Era un hombre pequeño. Un hombre
al que ya se le veían las ideas, y además tenía esa fina película grasa que
hace que, por si fuera poco, le brillaran.
Era un hombre que fumaba puros,
pero de los que venden camuflados de cigarro. Un hombre que siempre pasaba
desapercibido. Un hombre gris, porque no era ni blanco ni negro. Ahora que lo
recuerdo incluso dudo que se le pudiera aplicar algún color a su alma.
No es la clase de persona que uno
elige como amigo, y por lo tanto, no es
la clase de hermano al que llamas para preguntar cómo le va. Aunque podría
decir como consuelo para él que al ser hijo único no tenía hermanos que
pudieran olvidarle.
Era un hombre de trato distinto y
de relaciones cortas. Tan cortas que no se le conoce relación alguna. Por eso
ha sido tan difícil cerrar el caso.
Era de ese tipo de hombres que
comen en platos de plástico para no tener que fregar después. Así era hasta que
un día decidió llenar la cocina de platos y cubiertos para tener algo que hacer
después de cada comida.
Empezó por un servicio para uno:
un plato, un vaso, un tenedor, cuchara, cuchillo y servilleta de papel. Empezó
por lo más sencillo, que es lo que supuso lógico.
Pero entonces no encontró
utilidad para el resto de accesorios que había comprado, y en su aburrida
soledad decidió llenarlos de algo comestible.

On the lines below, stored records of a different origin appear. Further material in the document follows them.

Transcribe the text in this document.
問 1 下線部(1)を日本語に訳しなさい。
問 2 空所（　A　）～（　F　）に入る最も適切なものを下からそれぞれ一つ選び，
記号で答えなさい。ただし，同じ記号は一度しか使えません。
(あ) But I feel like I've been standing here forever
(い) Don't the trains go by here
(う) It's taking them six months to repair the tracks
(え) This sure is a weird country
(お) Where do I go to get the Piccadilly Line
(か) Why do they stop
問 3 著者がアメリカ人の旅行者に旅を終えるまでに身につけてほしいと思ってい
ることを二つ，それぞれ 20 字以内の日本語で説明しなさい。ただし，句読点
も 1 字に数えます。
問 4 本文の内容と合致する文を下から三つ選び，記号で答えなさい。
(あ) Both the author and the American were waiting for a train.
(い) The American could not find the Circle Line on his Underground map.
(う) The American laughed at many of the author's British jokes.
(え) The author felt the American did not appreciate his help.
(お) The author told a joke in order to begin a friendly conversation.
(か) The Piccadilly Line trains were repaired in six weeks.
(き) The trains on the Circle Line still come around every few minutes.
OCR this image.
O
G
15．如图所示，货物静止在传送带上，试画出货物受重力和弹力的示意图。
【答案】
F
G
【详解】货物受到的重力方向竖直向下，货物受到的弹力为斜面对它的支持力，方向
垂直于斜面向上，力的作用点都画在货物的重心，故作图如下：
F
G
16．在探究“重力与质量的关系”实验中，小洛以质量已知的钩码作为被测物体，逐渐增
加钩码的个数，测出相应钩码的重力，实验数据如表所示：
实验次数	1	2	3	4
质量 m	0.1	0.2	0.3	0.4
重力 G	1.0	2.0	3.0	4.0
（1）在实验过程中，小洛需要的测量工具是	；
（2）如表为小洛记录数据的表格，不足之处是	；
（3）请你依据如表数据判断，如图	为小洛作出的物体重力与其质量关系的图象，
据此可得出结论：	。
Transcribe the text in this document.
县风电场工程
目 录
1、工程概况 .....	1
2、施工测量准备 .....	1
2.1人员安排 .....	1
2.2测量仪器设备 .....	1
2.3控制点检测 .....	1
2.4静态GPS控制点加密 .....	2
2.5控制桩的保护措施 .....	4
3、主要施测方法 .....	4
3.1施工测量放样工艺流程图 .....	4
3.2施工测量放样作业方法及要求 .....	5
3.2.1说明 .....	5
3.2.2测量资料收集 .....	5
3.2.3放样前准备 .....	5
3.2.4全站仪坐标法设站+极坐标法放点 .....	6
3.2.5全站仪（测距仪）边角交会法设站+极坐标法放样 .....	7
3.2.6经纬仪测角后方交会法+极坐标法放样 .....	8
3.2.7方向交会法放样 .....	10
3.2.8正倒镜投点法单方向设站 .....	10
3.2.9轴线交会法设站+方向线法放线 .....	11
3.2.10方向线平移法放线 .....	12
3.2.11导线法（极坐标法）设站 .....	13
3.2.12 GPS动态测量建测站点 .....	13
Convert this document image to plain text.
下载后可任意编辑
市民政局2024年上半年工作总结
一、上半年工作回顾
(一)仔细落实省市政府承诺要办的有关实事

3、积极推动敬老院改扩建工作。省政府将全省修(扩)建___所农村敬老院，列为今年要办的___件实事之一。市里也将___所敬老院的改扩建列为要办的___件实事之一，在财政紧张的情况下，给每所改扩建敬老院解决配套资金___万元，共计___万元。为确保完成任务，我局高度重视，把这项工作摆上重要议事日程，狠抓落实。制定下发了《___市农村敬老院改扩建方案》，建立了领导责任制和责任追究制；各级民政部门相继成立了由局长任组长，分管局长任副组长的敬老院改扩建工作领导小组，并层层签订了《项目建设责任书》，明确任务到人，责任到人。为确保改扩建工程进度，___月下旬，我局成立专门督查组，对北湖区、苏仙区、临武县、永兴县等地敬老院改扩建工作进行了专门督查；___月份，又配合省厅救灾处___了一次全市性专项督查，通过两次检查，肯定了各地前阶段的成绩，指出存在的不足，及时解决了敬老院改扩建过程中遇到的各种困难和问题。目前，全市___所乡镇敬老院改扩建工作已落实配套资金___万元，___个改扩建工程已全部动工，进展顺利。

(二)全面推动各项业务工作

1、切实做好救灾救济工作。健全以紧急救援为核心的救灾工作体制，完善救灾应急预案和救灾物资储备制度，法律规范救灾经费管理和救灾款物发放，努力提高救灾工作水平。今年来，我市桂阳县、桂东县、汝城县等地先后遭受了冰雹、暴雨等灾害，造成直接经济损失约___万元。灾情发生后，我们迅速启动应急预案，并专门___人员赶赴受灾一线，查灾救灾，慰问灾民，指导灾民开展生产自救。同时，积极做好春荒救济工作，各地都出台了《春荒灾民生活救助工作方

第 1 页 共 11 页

Cada día un plato diferente. Una
receta nueva. Un postre distinto, incluso se dedicó a experimentar con el pan.
Encontró que era divertido
cocinar para sí mismo, o eso quiso creer. Se hizo un experto en la materia.
Deseaba acabar su jornada laboral para perderse entre cazos y cacerolas, entre
un sinfín de especias. Y era de esperar.
Tenía un trabajo aburrido, con un sueldo que tampoco permitía hobbies
extraordinarios, como viajar, coleccionar chapas de cerveza o hacer maquetas de
madera. Lo mejor que había encontrado era la cocina, y ahora era un apasionado
de los fogones. Un apasionado y un genio sin que nadie lo supiera, porque era
un hombre, como ya expliqué un tanto…solitario.
Y esa seguía siendo su pena,
ahora camuflada por el vapor de unas verduras para la cena. Seguía creando con
sus manos delicias que cualquiera quisiera probar pero nadie lo haría. Sus
manos. Sus virtuosas manos.
Hasta tal punto llegó su
obsesión, que fue despedido de su triste cubil de telefonista. Y esto no fue
nada bueno para su compleja personalidad. Fue entonces como por caprichos del
destino, al bajar de su coche con soberbio cabreo, se dejó los tres dedos
medios de la mano derecha entre la puerta y el coche. Una herida terrible.
Era un hombre solitario, y no le
quedaba nada. No tenía nadie que pensara en él.
Era un hombre impar y estaba
condenado a ello. Un hombre de costumbres fijas y sencillas. Sin ninguna
cualidad. No hacía feliz a nadie, y nadie le hacía feliz a él. Nada ni nadie.
Al menos eso pensaba cuando estaba al borde del mirador de la montaña.
Un precipicio frente a él y un
paso separándolos. Siempre solo.
Así que habló en voz alta al
único con el que de vez en cuando charlaba. Habló en voz alta al borde del
risco, al cielo:
Señor,
¿qué hago yo en esta vida?
Y oyó el viento y las rocas
moverse. Y decidió intentarlo de nuevo. Decidió preguntar lo que tantas veces
se le había venido a la cabeza mientras movía el arroz:
Señor,
¿vale la pena seguir viviendo? ¿Sí o no?
Lo dijo como con miedo, en voz
baja, pero lo suficientemente alto como para ver la realidad latente. Lo que
nunca se había atrevido a saber.
Por eso dijo de nuevo, esta vez
alzando el grito, preguntó miando al cielo, con una mezcla de enfado y locura
en los ojos:
¿SÍ O NO?
Y entonces alguien contestó. Se
oyó durante unos segundos. NO, NO, NO, No, no….
Dio las gracias y avanzó.
Así fue como este hombre
transparente dejó este mundo para irse al otro. Si es que lo hay. Dejó su mesa
puesta, con la mantelería por estrenar y el delantal manchado. Y nadie supo por
qué, porque con nadie habló. Por eso costó tanto saber qué le pasó.
¿Qué le pasó? rumiaba el becario de la policía científica en su primer día de trabajo, ansioso por complacer a sus superiores mientras se apoyaba en el panel informativo de la montaña. Esos paneles en los que puedes leer: Usted está aquí, y todo lo que puedes hacer en la naturaleza respetando el ecosistema de la montaña. Montaña en la que los niños de la zona jugaban a oír sus voces, repetidas una y otra vez por el ECO.